Argonne National Laboratory

Improving Floating Point Compression through Binary Masks

TitleImproving Floating Point Compression through Binary Masks
Publication TypeConference Paper
Year of Publication2013
AuthorsGomez, LABautist, Cappello, F
Conference NameIEEE BigData 2013
Conference LocationSanta Barbara, California
Other NumbersANL/MCS-P5009-0813

Modern scientific technology such as particle accelerators, telescopes and supercomputers are producing extremely large amounts of data. That scientific data needs to be processed using systems with high computational capabilities such as supercomputers. Given that the scientific data is increasing in size at an exponential rate, storing and accessing the data is becoming expensive in both, time and space. Most of this scientific data is stored using floating point representation. Scientific applications executed in supercomputers spend a large amount of CPU cycles reading and writing floating point values, making data compression techniques an interesting way to increase computing efficiency.
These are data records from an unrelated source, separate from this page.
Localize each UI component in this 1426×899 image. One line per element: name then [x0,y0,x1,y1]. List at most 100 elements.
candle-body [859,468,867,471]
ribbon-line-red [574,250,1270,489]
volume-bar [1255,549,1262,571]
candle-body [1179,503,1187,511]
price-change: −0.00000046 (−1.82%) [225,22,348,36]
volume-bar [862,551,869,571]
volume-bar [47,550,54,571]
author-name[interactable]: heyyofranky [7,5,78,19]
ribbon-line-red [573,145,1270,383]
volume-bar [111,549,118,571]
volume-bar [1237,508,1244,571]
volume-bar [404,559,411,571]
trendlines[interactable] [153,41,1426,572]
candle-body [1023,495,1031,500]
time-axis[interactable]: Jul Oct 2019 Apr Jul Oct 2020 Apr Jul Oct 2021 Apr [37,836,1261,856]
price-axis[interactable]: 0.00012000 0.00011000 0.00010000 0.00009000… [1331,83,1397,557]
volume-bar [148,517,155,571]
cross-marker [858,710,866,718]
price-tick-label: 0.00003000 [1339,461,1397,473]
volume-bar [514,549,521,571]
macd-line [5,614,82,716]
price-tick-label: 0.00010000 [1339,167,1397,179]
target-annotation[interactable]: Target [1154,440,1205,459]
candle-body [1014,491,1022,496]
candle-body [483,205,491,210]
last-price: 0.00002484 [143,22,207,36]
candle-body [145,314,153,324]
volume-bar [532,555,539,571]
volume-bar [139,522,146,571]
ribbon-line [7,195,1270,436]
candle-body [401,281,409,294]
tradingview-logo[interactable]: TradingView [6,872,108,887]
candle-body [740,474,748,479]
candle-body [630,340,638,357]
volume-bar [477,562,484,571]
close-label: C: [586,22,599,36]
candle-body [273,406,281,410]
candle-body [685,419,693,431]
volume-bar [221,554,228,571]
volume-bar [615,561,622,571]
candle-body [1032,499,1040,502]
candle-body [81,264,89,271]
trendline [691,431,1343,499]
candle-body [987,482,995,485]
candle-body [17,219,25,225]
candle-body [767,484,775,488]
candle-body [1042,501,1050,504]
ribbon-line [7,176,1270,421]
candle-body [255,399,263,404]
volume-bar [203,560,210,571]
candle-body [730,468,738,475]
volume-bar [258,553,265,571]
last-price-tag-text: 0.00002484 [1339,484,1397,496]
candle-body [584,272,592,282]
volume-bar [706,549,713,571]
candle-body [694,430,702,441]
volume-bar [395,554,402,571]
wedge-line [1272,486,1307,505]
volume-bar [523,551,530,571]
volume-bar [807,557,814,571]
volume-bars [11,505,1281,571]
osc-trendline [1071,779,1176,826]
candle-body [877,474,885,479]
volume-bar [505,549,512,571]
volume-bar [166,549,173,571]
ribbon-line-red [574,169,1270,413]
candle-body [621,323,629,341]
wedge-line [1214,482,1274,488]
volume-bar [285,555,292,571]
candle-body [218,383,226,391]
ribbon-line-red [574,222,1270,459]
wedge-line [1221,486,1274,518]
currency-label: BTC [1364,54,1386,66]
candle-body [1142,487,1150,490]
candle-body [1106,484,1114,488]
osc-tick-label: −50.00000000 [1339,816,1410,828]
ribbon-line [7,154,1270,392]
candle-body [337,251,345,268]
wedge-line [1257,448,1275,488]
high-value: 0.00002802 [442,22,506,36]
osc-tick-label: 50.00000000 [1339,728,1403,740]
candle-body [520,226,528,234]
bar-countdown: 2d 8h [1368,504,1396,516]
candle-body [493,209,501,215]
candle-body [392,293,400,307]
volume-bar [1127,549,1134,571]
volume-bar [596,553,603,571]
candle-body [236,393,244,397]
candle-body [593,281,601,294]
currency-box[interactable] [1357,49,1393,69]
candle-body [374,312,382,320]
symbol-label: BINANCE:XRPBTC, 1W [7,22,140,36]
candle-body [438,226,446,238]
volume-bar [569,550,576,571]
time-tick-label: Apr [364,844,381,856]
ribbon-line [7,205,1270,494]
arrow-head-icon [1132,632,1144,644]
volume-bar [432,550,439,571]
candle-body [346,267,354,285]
Given the accuracy requirements of scientific computing, we only focus on lossless data compression. In this paper we propose a masking technique that partially decreases the entropy of scientific datasets allowing for better compression ratio and higher throughput. We evaluate several data partitioning techniques for selective compression and compare these schemes with several existing compression strategies. Our approach shows up to 15% improvement in compression ratio while reducing the time spent in compression, to only a half of the original compression time in some cases.